For decades, silicon batteries were a pipe dream. The product, a cross between a standard lithium battery and a form of silicon, has long been a goal for electrical engineers and materials scientists, but various issues, including physical stability, held the technology back.
Now, silicon battery company Group 14 is shipping millions of working batteries, a move that could change the face of both civilian and military EVs and mobile devices.
I sat down with Rick Luebbe, CEO of Group 14 Technologies, a company commercializing silicon anode material that replaces graphite in traditional lithium-ion batteries.
“Here at Group 14, we are commercializing silicon battery technology,” Luebbe told me. “We make a silicon carbon composite that replaces graphite in a traditional lithium-ion battery, turning it into a silicon battery, delivering significantly higher energy. And what’s especially exciting is extremely fast charging.”
A silicon battery is a lithium-ion battery that replaces the traditional graphite anode with silicon. When charging, lithium ions move into the anode. In graphite, they slip between carbon layers, which limits how much lithium can be stored. In silicon, they form an alloy with the silicon atoms, allowing far more lithium to be packed into the same space, which increases energy density. The main challenge is that silicon expands dramatically as it absorbs lithium and contracts when it releases it, which can damage the battery over time. In fact, Luebbe noted that older batteries only had a few dozen charge cycles. Modern designs solve this by embedding silicon in a carbon scaffold that stabilizes the material, enabling higher capacity, faster charging, and strong cycle life. Luebbe said that his batteries now offer thousands of cycles.
“We’ve invented this composite with carbon that effectively stabilizes the silicon in a carbon scaffold and allows it to expand and contract without really affecting the rest of the cell,” Luebbe said. “And so we get thousands of cycles, as good, if not better in many cases than traditional graphite.”
“One silicon atom can hold four lithium atoms,” he said. “You get a 10 to 1 improvement in capacity using silicon over graphite, and that’s really what lends to this much higher energy density.”

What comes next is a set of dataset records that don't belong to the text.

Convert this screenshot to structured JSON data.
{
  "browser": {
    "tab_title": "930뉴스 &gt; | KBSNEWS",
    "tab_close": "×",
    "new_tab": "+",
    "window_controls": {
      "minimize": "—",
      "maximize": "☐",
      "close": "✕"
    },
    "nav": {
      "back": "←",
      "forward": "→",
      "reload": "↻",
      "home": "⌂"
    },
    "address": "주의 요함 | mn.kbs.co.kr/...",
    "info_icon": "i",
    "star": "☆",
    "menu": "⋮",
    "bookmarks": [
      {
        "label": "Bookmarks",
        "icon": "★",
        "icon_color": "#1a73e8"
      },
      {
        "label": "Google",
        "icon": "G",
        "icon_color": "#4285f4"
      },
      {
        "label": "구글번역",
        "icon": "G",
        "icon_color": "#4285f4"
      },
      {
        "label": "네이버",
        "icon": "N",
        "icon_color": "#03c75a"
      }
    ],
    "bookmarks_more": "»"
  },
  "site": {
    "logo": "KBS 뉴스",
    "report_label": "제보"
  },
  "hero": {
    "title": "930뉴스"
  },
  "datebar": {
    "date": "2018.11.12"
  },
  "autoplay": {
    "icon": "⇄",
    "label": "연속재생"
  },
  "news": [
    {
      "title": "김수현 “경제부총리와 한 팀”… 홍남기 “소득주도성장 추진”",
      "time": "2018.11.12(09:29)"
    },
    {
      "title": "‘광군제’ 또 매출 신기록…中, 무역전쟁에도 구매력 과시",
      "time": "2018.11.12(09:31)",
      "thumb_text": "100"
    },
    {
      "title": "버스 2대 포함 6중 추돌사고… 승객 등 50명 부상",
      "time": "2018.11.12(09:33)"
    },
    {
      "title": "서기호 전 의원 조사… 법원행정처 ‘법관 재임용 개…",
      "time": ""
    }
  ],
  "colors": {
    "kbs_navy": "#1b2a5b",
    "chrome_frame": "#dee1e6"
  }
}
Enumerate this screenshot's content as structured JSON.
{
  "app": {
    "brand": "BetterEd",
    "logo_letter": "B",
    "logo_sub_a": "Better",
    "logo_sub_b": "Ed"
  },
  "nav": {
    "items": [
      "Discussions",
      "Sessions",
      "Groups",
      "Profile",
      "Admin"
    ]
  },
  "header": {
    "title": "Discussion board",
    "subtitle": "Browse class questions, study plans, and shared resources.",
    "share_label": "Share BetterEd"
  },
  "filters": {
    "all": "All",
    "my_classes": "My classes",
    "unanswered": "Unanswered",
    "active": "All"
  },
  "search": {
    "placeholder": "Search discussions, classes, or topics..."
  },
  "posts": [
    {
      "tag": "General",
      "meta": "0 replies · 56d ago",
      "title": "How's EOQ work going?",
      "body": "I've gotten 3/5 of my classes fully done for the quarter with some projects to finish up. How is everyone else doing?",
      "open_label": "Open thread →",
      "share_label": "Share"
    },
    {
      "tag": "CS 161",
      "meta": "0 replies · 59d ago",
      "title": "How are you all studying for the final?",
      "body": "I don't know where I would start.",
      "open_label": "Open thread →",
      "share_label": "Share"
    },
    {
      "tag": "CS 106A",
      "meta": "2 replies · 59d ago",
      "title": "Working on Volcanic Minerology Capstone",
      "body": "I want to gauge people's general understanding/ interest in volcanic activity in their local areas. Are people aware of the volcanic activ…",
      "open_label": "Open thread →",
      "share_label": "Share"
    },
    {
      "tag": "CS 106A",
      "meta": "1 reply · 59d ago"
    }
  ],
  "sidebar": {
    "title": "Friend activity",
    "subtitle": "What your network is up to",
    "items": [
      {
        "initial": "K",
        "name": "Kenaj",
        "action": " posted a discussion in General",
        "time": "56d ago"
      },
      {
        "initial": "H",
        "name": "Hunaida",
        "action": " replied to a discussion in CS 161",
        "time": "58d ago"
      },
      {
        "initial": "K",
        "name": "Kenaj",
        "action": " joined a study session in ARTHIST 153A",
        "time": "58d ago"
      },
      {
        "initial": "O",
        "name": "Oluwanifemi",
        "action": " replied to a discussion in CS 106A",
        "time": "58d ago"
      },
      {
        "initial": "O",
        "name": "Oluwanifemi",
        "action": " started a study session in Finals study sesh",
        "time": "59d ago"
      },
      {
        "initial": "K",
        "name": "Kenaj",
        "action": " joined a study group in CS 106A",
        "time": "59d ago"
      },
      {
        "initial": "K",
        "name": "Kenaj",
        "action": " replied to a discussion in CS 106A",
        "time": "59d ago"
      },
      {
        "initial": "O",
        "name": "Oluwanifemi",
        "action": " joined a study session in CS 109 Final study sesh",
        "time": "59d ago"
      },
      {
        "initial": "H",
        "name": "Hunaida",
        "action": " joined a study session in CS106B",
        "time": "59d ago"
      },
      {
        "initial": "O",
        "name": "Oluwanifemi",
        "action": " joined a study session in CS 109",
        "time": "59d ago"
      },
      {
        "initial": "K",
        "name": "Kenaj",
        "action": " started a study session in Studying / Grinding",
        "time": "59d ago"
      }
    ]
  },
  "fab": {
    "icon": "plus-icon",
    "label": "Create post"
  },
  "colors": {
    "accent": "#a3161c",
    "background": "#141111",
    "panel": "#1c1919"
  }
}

In practical terms, that means up to 50 percent more energy in the same battery footprint. For EVs, that translates directly into more range. For consumer electronics, it means thinner devices or longer life.
But the more disruptive claim is charging speed.
“We’ve got customers today demonstrating batteries they claim can be charged from 0 to 100 percent in 90 seconds,” Luebbe said. “It’s almost flash charging.”
Ninety seconds sounds like hype until you understand what it does to infrastructure. Faster charge and discharge rates also matter for high-power applications. Luebbe noted that drone takeoff needs a massive battery discharge along with AI servers, which need surges of power to perform difficult calculations. Both of these technologies can be improved with silicon.
“The silicon batteries can respond fast enough and provide that peak shifting required to allow you to not have excess power connected to all your servers,” Luebbe explained.
Then there is the supply chain angle. About 90 percent of battery-grade graphite is processed in China. That creates both economic and security risks. Silicon anodes make it easy for the U.S. and Europe to build their own batteries at scale.
“One ton of our material displaces five tons of Chinese graphite,” Luebbe said. “There’s a really interesting supply chain security play here as well.”
Group 14 is scaling manufacturing in Korea, Washington State, and Germany. Right now, they are building factories where cars are being built. The company has already raised significant capital and is in roughly 20 million mobile phones. The next wave is EVs, aviation, defense, and data infrastructure.
Energy storage has always been a quiet constraint on modern life. Group 14 is betting that silicon removes that constraint. If they are right, the next decade of electrification looks very different from the last.
“When you think about this kind of transformational capability to charge and discharge so quickly, I think it’s going to change the way we do a lot of things with the electrification of everything,” he said.